CHAPITRE XVI Que l’institution du Gouvernement n’est point un contrat.

Le pouvoir législatif une fois bien établi, il s’agit d’établir de même le pouvoir exécutif; car ce dernier, qui n’opere que par des actes particuliers, n’étant pas de l’essence de l’autre, en est naturellement séparé. S’il étoit possible que le Souverain, considéré comme tel, eût la puissance exécutive, le droit & le fait seroient tellement confondus qu’on ne sauroit plus ce qui est loi & ce qui ne l’est pas, & le Corps politique ainsi dénaturé seroit bientôt en proie à la violence contre laquelle il fut institué.

Les citoyens étant tous égaux par le contrat social, ce que tous doivent faire tous peuvent le prescrire, au lieu que nul n’a droit d’exiger qu’un autre fasse ce qu’il ne fait pas lui-même. Or c’est proprement ce droit, indispensable pour faire vivre et mouvoir le Corps politique, que le Souverain donne au Prince en instituant le Gouvernement.

Plusieurs ont prétendu que acte de cet établissement étoit un contrat entre le peuple & les chefs qu’il se donne: contrat par lequel on stipuloit entre les deux parties les conditions sous lesquelles l’une s’obligeoit à commander & l’autre à obéir. On conviendra, je m’assure, que voilà une étrange maniere de contracter! Mais voyons si cette opinion est soutenable.
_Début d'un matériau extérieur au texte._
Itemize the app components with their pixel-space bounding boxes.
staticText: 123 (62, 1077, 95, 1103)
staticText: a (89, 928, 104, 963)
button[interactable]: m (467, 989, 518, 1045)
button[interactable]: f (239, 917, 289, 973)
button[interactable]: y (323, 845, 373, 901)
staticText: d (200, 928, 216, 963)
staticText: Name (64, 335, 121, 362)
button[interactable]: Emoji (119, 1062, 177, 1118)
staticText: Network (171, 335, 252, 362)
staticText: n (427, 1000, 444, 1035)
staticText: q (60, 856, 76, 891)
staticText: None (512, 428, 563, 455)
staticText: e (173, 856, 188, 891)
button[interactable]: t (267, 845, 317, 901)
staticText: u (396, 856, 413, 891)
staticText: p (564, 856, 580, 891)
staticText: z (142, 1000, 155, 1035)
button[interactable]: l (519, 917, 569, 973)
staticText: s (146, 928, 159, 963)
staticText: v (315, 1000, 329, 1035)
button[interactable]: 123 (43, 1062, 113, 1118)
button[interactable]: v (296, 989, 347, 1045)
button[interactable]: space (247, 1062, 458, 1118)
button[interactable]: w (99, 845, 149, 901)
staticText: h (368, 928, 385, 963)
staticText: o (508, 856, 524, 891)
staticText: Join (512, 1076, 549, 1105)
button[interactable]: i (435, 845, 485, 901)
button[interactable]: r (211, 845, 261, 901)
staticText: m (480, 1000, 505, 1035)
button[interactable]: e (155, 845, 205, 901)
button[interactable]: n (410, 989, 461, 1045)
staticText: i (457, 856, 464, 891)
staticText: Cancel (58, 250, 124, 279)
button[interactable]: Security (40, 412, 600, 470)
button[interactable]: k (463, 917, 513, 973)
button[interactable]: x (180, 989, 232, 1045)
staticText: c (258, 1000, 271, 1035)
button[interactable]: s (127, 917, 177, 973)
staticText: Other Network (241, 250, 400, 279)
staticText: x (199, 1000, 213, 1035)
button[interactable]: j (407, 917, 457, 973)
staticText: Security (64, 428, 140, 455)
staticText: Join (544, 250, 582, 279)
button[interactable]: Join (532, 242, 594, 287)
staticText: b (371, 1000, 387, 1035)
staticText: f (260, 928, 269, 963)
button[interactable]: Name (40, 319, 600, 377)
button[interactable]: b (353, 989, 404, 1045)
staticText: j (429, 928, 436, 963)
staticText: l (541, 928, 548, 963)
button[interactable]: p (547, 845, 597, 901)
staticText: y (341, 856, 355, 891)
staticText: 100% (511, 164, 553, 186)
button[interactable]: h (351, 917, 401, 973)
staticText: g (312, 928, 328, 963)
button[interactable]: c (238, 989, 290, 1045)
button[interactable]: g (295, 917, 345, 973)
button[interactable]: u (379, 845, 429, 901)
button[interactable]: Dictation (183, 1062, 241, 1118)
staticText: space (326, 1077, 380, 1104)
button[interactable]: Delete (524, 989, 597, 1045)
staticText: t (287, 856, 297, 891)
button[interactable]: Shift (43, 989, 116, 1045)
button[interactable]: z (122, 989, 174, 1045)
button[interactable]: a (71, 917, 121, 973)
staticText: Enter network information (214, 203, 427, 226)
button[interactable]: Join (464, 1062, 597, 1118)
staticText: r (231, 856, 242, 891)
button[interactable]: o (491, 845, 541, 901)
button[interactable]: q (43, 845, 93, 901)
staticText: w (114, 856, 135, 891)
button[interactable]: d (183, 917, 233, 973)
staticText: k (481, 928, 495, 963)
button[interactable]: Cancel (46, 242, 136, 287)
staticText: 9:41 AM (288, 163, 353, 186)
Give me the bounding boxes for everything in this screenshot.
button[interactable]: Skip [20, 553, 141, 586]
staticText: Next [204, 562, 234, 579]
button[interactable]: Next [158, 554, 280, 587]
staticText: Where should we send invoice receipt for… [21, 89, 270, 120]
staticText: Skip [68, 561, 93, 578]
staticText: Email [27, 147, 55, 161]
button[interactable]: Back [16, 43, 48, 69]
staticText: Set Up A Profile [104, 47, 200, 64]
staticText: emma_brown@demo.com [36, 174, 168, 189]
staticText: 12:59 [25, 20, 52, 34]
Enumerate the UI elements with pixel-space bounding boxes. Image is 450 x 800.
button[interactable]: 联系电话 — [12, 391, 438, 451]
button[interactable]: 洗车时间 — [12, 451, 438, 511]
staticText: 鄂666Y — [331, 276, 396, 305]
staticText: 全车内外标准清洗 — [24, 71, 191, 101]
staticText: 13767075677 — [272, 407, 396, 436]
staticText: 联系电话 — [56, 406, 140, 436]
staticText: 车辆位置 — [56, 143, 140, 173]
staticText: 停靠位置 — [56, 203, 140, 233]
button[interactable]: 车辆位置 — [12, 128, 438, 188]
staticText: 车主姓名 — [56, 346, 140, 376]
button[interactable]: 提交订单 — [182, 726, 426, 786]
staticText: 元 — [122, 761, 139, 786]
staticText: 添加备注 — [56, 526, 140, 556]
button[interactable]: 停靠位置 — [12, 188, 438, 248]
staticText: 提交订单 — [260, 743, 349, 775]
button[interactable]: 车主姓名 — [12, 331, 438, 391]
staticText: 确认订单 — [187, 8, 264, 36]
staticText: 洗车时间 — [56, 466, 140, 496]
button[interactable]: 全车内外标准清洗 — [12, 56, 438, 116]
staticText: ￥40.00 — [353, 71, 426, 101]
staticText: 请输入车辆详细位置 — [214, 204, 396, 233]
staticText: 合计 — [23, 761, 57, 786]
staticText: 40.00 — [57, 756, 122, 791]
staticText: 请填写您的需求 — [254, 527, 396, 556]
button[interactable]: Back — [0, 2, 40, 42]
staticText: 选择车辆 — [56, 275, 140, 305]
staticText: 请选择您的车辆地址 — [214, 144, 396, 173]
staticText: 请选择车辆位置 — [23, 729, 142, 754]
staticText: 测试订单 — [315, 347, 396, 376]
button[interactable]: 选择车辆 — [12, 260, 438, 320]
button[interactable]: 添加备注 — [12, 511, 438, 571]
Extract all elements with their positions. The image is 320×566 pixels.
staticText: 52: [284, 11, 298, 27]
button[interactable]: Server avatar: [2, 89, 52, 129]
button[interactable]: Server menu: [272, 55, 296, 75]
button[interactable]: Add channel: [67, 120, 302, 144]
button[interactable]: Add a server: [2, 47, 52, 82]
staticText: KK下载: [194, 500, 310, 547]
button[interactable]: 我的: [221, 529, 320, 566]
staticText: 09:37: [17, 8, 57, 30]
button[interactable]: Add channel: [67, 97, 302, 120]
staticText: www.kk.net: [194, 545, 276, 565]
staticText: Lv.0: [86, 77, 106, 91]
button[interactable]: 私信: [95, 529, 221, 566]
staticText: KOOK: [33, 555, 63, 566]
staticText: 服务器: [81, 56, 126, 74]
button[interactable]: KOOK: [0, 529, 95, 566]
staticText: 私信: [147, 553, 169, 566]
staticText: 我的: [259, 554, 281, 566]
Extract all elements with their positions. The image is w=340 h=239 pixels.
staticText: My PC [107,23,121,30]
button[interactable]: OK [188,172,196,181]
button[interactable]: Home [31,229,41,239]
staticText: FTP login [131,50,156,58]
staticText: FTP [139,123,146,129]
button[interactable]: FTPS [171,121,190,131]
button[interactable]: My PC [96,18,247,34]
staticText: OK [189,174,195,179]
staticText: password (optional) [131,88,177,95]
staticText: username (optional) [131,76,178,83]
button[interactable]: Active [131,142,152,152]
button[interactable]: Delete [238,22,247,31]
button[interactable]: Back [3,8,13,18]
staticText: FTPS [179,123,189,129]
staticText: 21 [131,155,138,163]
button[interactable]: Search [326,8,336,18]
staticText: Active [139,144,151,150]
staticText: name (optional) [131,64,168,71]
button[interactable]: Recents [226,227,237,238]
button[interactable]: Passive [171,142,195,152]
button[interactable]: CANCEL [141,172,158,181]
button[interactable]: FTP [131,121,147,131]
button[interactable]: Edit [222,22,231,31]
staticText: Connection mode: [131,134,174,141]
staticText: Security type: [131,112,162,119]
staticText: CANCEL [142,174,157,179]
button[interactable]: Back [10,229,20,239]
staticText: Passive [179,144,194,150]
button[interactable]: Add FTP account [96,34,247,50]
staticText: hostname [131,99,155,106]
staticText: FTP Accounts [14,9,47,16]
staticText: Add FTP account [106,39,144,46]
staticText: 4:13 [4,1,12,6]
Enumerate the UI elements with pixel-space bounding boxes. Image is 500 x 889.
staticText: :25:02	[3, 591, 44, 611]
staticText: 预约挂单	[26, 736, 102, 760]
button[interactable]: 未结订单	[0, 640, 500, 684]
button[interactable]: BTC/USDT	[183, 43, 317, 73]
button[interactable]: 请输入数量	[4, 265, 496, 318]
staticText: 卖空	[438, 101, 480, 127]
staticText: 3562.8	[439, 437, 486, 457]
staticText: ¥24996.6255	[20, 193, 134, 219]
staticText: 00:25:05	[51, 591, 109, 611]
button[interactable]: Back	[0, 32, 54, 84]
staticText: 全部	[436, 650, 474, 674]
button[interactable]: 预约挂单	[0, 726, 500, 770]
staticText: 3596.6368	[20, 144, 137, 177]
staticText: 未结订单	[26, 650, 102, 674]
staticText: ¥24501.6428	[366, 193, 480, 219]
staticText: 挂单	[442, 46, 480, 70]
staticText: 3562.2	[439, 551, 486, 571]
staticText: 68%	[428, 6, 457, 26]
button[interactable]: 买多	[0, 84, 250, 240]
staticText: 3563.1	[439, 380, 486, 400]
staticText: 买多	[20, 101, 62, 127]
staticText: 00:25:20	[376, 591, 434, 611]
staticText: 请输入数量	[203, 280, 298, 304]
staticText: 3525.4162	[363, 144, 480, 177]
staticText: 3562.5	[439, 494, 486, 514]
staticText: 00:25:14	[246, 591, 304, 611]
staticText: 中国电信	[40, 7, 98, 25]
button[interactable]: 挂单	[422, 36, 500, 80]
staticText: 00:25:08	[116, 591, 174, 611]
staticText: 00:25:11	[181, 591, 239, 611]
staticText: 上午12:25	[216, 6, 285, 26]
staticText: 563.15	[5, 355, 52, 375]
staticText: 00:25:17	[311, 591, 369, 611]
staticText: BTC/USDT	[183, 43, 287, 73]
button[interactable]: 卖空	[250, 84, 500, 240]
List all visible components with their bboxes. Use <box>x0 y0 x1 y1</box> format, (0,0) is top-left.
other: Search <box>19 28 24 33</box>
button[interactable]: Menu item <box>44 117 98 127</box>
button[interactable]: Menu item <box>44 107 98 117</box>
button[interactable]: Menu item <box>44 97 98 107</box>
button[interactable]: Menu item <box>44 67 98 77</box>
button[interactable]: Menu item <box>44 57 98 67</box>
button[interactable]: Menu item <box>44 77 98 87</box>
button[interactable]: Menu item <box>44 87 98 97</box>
Premiérement, l’autorité suprême ne peut pas plus se modifier que s’aliéner, la limiter c’est la détruire. Il est absurde & contradictoire que le Souverain se donne un supérieur; s’obliger d’obéirà un maître, c’est se remettre en pleine liberté.

De plus, il est évident que ce contrat du peuple avec telles ou telles personnes seroit un acte particulier. D’où il suit que ce contrat ne sauroit être une loi ni un acte de souveraineté, & que par conséquent il seroit illégitime.

On voit encore que les parties contractantes seroient entre elles sous la seule loi de nature & sans aucun garant de leurs engagemens réciproques, ce qui répugne de toutes manieres à l’état civil: celui qui a la force en main étant toujours le maître de l’exécution, autant vaudroit donner le nom de contrat à l’acte d’un homme qui diroit à un autre; "je vous donne tout mon bien, à condition que vous m’en rendrez ce qu’il vous plaira."

Il n’y a qu’un contrat dans l’Etat, c’est celui de association celui-là seul en exclut tout autre. On ne sauroit imaginer aucun contrat public, qui ne fût une violation du premier.